High-mobility group box (HMGB) 1, a nuclear protein that acts as an inflammatory mediator, exacerbates injury following intracerebral hemorrhage (ICH). Glycyrrhizin, a natural HMGB1 inhibitor derived from licorice, alleviates ICH-induced inflammatory responses, including brain edema formation. In our previous study, inspired by the bioconversion of endophytes living symbiotically in licorice, we discovered a glycyrrhizin derivative with more potent anti-HMGB1 activity than glycyrrhizin.

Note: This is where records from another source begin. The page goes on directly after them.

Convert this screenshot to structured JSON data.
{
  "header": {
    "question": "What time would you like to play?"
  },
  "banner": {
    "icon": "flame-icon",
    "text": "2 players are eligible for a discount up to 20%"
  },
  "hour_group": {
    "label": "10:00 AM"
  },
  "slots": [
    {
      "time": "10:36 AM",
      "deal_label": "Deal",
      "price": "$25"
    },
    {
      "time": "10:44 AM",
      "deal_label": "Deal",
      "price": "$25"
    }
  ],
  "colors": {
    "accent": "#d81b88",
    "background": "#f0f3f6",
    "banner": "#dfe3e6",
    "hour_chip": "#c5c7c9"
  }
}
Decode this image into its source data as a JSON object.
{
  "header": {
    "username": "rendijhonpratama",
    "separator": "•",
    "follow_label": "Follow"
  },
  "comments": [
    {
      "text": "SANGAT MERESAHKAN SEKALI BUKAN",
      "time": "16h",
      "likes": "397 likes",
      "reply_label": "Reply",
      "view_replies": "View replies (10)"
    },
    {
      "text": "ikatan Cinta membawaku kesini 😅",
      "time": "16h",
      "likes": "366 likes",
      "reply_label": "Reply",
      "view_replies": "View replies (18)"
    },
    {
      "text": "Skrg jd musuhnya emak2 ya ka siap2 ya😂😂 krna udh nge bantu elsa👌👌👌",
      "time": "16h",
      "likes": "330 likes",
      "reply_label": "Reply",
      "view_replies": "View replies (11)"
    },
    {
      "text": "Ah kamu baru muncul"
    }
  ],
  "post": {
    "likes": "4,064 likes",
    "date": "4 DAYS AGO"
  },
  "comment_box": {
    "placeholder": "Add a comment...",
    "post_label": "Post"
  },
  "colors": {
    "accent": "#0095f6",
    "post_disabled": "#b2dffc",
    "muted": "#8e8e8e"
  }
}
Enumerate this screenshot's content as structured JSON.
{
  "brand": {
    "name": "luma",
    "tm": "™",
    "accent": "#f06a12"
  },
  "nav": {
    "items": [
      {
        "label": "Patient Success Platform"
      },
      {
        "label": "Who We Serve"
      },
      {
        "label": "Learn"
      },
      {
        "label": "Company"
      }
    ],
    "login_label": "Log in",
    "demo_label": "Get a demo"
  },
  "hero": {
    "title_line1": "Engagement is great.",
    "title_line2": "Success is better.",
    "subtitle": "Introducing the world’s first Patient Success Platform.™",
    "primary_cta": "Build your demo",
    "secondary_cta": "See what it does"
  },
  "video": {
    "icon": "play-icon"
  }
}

However, this derivative is poorly soluble in water, and some issues remain to be resolved when applying it to treat ICH. The aim of this study was to develop an injectable formulation of a water-insoluble glycyrrhizin derivative (WIGLD) to treat acute ICH. Screening of Pluronic surfactants revealed that Pluronic P103 significantly improved the solubility of WIGLD. The micelles had a particle size of approximately 20 nm; therefore, this formulation was considered suitable for intravenous injection. Thus, we investigated the therapeutic efficacy of an intravenously injected solubilized WIGLD formulation in a murine model of ICH induced by intrastriatal collagenase injection. The injected WIGLD formulation increased brain penetration compared to that after oral administration. Additionally, it inhibited microglial activation by HMGB1, decreased brain edema, and ameliorated neurological deficits. These findings suggested that the injectable WIGLD formulation, with its potent anti-HMGB1 activity, represents a promising therapeutic strategy for managing ICH-related brain edema and associated injuries.